The Seattle-based nonprofit is using TokenEx's unique data security platform that replaces primary account numbers with “tokens” that can't be decrypted, said Alex Pezold, co-founder and chief executive.
World Vision and other customers retain only tokens in their environments, versus actual credit card information, he said. So, they no longer carry the risk of fraud and theft of sensitive information, he said.
TokenEx's deal with World Vision, which was completed in April, was in the six-figure range, Pezold said.
Tokenization was developed several years ago, but the technology only recently was endorsed by the Payment Card Industry Security Standards Council, he said. “Now, more and more competitors are getting in this game,” he said.

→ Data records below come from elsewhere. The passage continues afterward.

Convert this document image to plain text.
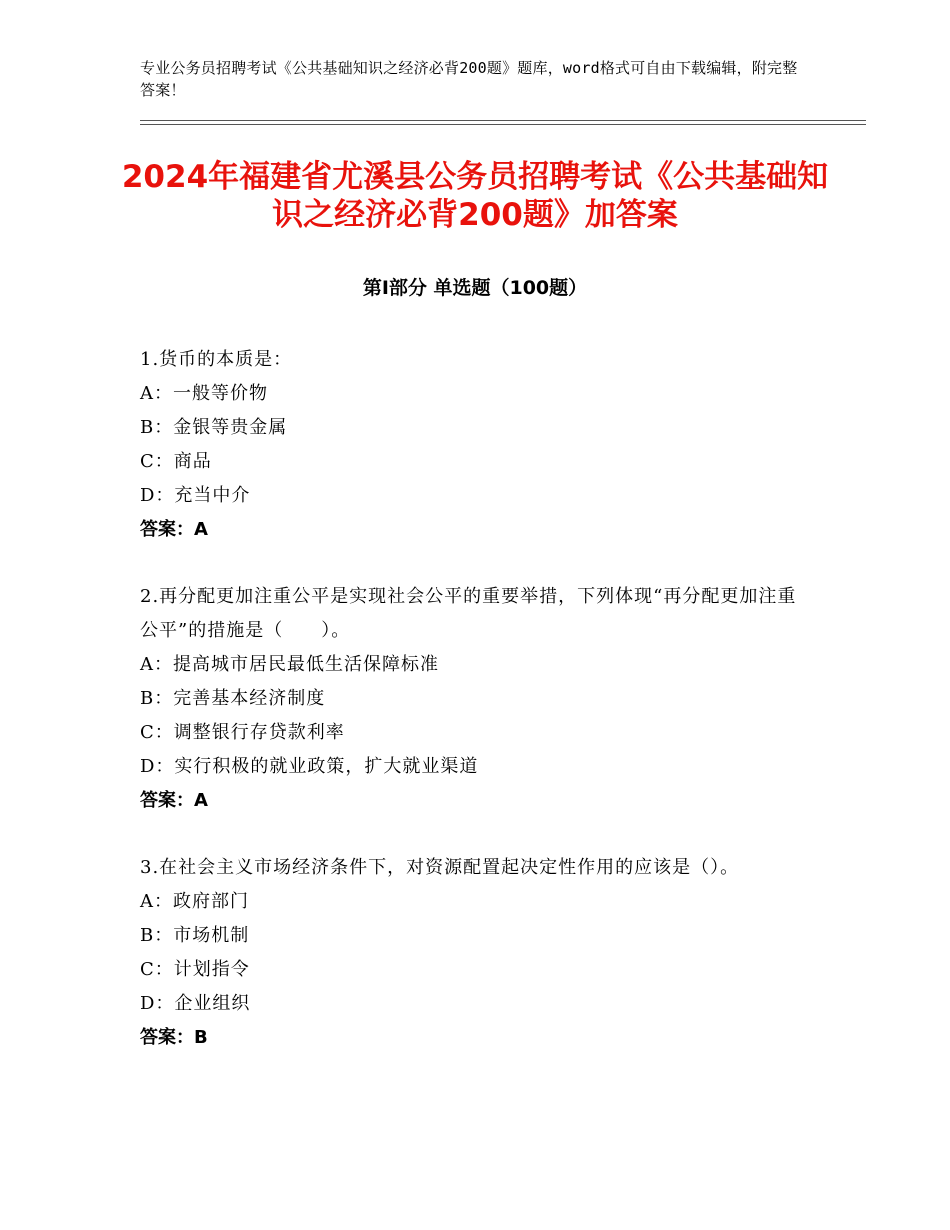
专业公务员招聘考试《公共基础知识之经济必背200题》题库，word格式可自由下载编辑，附完整答案！
2024年福建省尤溪县公务员招聘考试《公共基础知识之经济必背200题》加答案
第Ⅰ部分 单选题（100题）
1.货币的本质是：
A：一般等价物
B：金银等贵金属
C：商品
D：充当中介
答案：A
2.再分配更加注重公平是实现社会公平的重要举措，下列体现“再分配更加注重公平”的措施是（　　）。
A：提高城市居民最低生活保障标准
B：完善基本经济制度
C：调整银行存贷款利率
D：实行积极的就业政策，扩大就业渠道
答案：A
3.在社会主义市场经济条件下，对资源配置起决定性作用的应该是（）。
A：政府部门
B：市场机制
C：计划指令
D：企业组织
答案：B
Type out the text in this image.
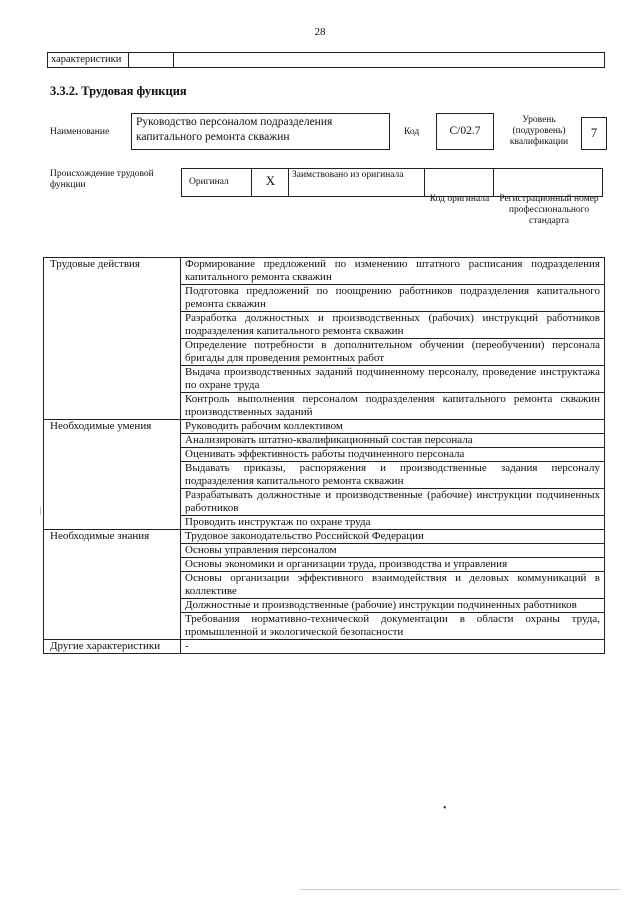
28
характеристики
3.3.2. Трудовая функция
Наименование
Руководство персоналом подразделения капитального ремонта скважин	Код	C/02.7
Уровень (подуровень) квалификации
7
Происхождение трудовой функции	Оригинал	X	Заимствовано из оригинала
Код оригинала	Регистрационный номер профессионального стандарта
Трудовые действия	Формирование предложений по изменению штатного расписания подразделения капитального ремонта скважин
	Подготовка предложений по поощрению работников подразделения капитального ремонта скважин
	Разработка должностных и производственных (рабочих) инструкций работников подразделения капитального ремонта скважин
	Определение потребности в дополнительном обучении (переобучении) персонала бригады для проведения ремонтных работ
	Выдача производственных заданий подчиненному персоналу, проведение инструктажа по охране труда
	Контроль выполнения персоналом подразделения капитального ремонта скважин производственных заданий
Необходимые умения	Руководить рабочим коллективом
	Анализировать штатно-квалификационный состав персонала
	Оценивать эффективность работы подчиненного персонала
	Выдавать приказы, распоряжения и производственные задания персоналу подразделения капитального ремонта скважин
	Разрабатывать должностные и производственные (рабочие) инструкции подчиненных работников
	Проводить инструктаж по охране труда
Необходимые знания	Трудовое законодательство Российской Федерации
	Основы управления персоналом
	Основы экономики и организации труда, производства и управления
	Основы организации эффективного взаимодействия и деловых коммуникаций в коллективе
	Должностные и производственные (рабочие) инструкции подчиненных работников
	Требования нормативно-технической документации в области охраны труда, промышленной и экологической безопасности
Другие характеристики	-
|
•
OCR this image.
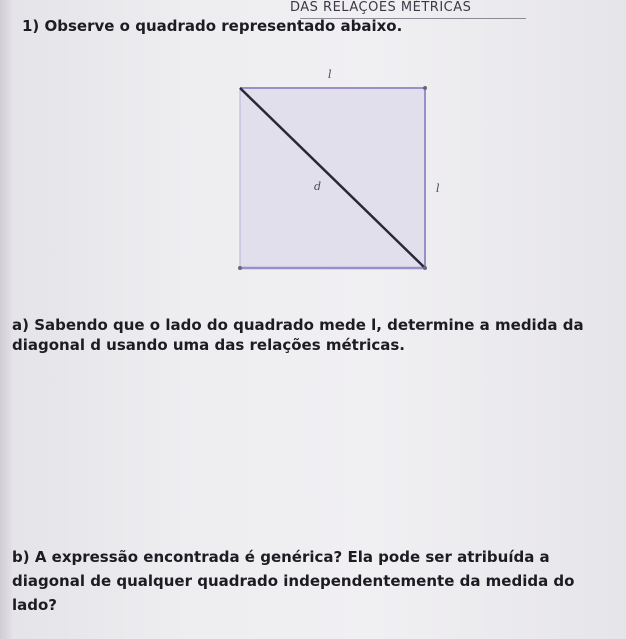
DAS RELAÇÕES MÉTRICAS
1) Observe o quadrado representado abaixo.
l
l
d
a) Sabendo que o lado do quadrado mede l, determine a medida da diagonal d usando uma das relações métricas.
b) A expressão encontrada é genérica? Ela pode ser atribuída a diagonal de qualquer quadrado independentemente da medida do lado?
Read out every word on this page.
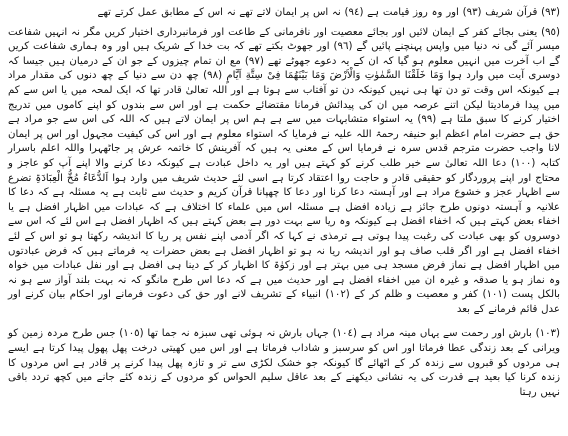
(٩٣) قرآن شریف (٩٣) اور وہ روز قیامت ہے (٩٤) نہ اس پر ایمان لاتے تھے نہ اس کے مطابق عمل کرتے تھے

(٩٥) یعنی بجائے کفر کے ایمان لائیں اور بجائے معصیت اور نافرمانی کے طاعت اور فرمانبرداری اختیار کریں مگر نہ انہیں شفاعت میسر آئے گی نہ دنیا میں واپس پہنچنے پائیں گے (٩٦) اور جھوٹ بکتے تھے کہ بت خدا کے شریک ہیں اور وہ ہماری شفاعت کریں گے اب آخرت میں انہیں معلوم ہو گیا کہ ان کے یہ دعوے جھوٹے تھے (٩٧) مع ان تمام چیزوں کے جو ان کے درمیان ہیں جیسا کہ دوسری آیت میں وارد ہوا وَمَا خَلَقْنَا السَّمٰوٰتِ وَالْاَرْضَ وَمَا بَیْنَهُمَا فِیْ سِتَّةِ اَیَّامٍ (٩٨) چھ دن سے دنیا کے چھ دنوں کی مقدار مراد ہے کیونکہ اس وقت تو دن تھا ہی نہیں کیونکہ دن تو آفتاب سے ہوتا ہے اور اللہ تعالیٰ قادر تھا کہ ایک لمحہ میں یا اس سے کم میں پیدا فرمادیتا لیکن اتنے عرصہ میں ان کی پیدائش فرمانا مقتضائے حکمت ہے اور اس سے بندوں کو اپنے کاموں میں تدریج اختیار کرنے کا سبق ملتا ہے (٩٩) یہ استواء متشابہات میں سے ہے ہم اس پر ایمان لاتے ہیں کہ اللہ کی اس سے جو مراد ہے حق ہے حضرت امام اعظم ابو حنیفہ رحمۃ اللہ علیہ نے فرمایا کہ استواء معلوم ہے اور اس کی کیفیت مجہول اور اس پر ایمان لانا واجب حضرت مترجم قدس سرہ نے فرمایا اس کے معنی یہ ہیں کہ آفرینش کا خاتمہ عرش پر جاٹھہرا واللہ اعلم باسرار کتابہ (١٠٠) دعا اللہ تعالیٰ سے خیر طلب کرنے کو کہتے ہیں اور یہ داخل عبادت ہے کیونکہ دعا کرنے والا اپنے آپ کو عاجز و محتاج اور اپنے پروردگار کو حقیقی قادر و حاجت روا اعتقاد کرتا ہے اسی لئے حدیث شریف میں وارد ہوا اَلدُّعَاءُ مُخُّ الْعِبَادَۃِ تضرع سے اظہار عجز و خشوع مراد ہے اور آہستہ دعا کرنا اور دعا کا چھپانا قرآن کریم و حدیث سے ثابت ہے یہ مسئلہ ہے کہ دعا کا علانیہ و آہستہ دونوں طرح جائز ہے زیادہ افضل ہے مسئلہ اس میں علماء کا اختلاف ہے کہ عبادات میں اظہار افضل ہے یا اخفاء بعض کہتے ہیں کہ اخفاء افضل ہے کیونکہ وہ ریا سے بہت دور ہے بعض کہتے ہیں کہ اظہار افضل ہے اس لئے کہ اس سے دوسروں کو بھی عبادت کی رغبت پیدا ہوتی ہے ترمذی نے کہا کہ اگر آدمی اپنے نفس پر ریا کا اندیشہ رکھتا ہو تو اس کے لئے اخفاء افضل ہے اور اگر قلب صاف ہو اور اندیشہ ریا نہ ہو تو اظہار افضل ہے بعض حضرات یہ فرماتے ہیں کہ فرض عبادتوں میں اظہار افضل ہے نماز فرض مسجد ہی میں بہتر ہے اور زکوٰۃ کا اظہار کر کے دینا ہی افضل ہے اور نفل عبادات میں خواہ وہ نماز ہو یا صدقہ و غیرہ ان میں اخفاء افضل ہے اور حدیث میں ہے کہ دعا اس طرح مانگو کہ نہ بہت بلند آواز سے ہو نہ بالکل پست (١٠١) کفر و معصیت و ظلم کر کے (١٠٢) انبیاء کے تشریف لانے اور حق کی دعوت فرمانے اور احکام بیان کرنے اور عدل قائم فرمانے کے بعد

(١٠٣) بارش اور رحمت سے یہاں مینہ مراد ہے (١٠٤) جہاں بارش نہ ہوئی تھی سبزہ نہ جما تھا (١٠٥) جس طرح مردہ زمین کو ویرانی کے بعد زندگی عطا فرماتا اور اس کو سرسبز و شاداب فرماتا ہے اور اس میں کھیتی درخت پھل پھول پیدا کرتا ہے ایسے ہی مردوں کو قبروں سے زندہ کر کے اٹھائے گا کیونکہ جو خشک لکڑی سے تر و تازہ پھل پیدا کرنے پر قادر ہے اس مردوں کا زندہ کرنا کیا بعید ہے قدرت کی یہ نشانی دیکھنے کے بعد عاقل سلیم الحواس کو مردوں کے زندہ کئے جانے میں کچھ تردد باقی نہیں رہتا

Pezold said World Vision chose TokenEx, which he and Jerald Dawkins formed three years ago, because “we lead the pack when it comes to solutions that will enable our customers to easily embed and integrate tokenization into their existing technologies and business processes.”
“The problem with processors and payment gateways offering this service is that the merchant is then tied to that processor or payment gateway because this data is now stored with them,” he said
“World Vision — which annually processes nearly 13.5 million credit card transactions — told us that we are helping them get more money into the hands of their charities because our solution is less costly, and easier to implement and maintain,” Pezold said.
TokenEx also can tokenize personal health information, financial account data, personally identifiable data and files, he said. So far, the company serves customers operating in the U.S., India and Malaysia, he said.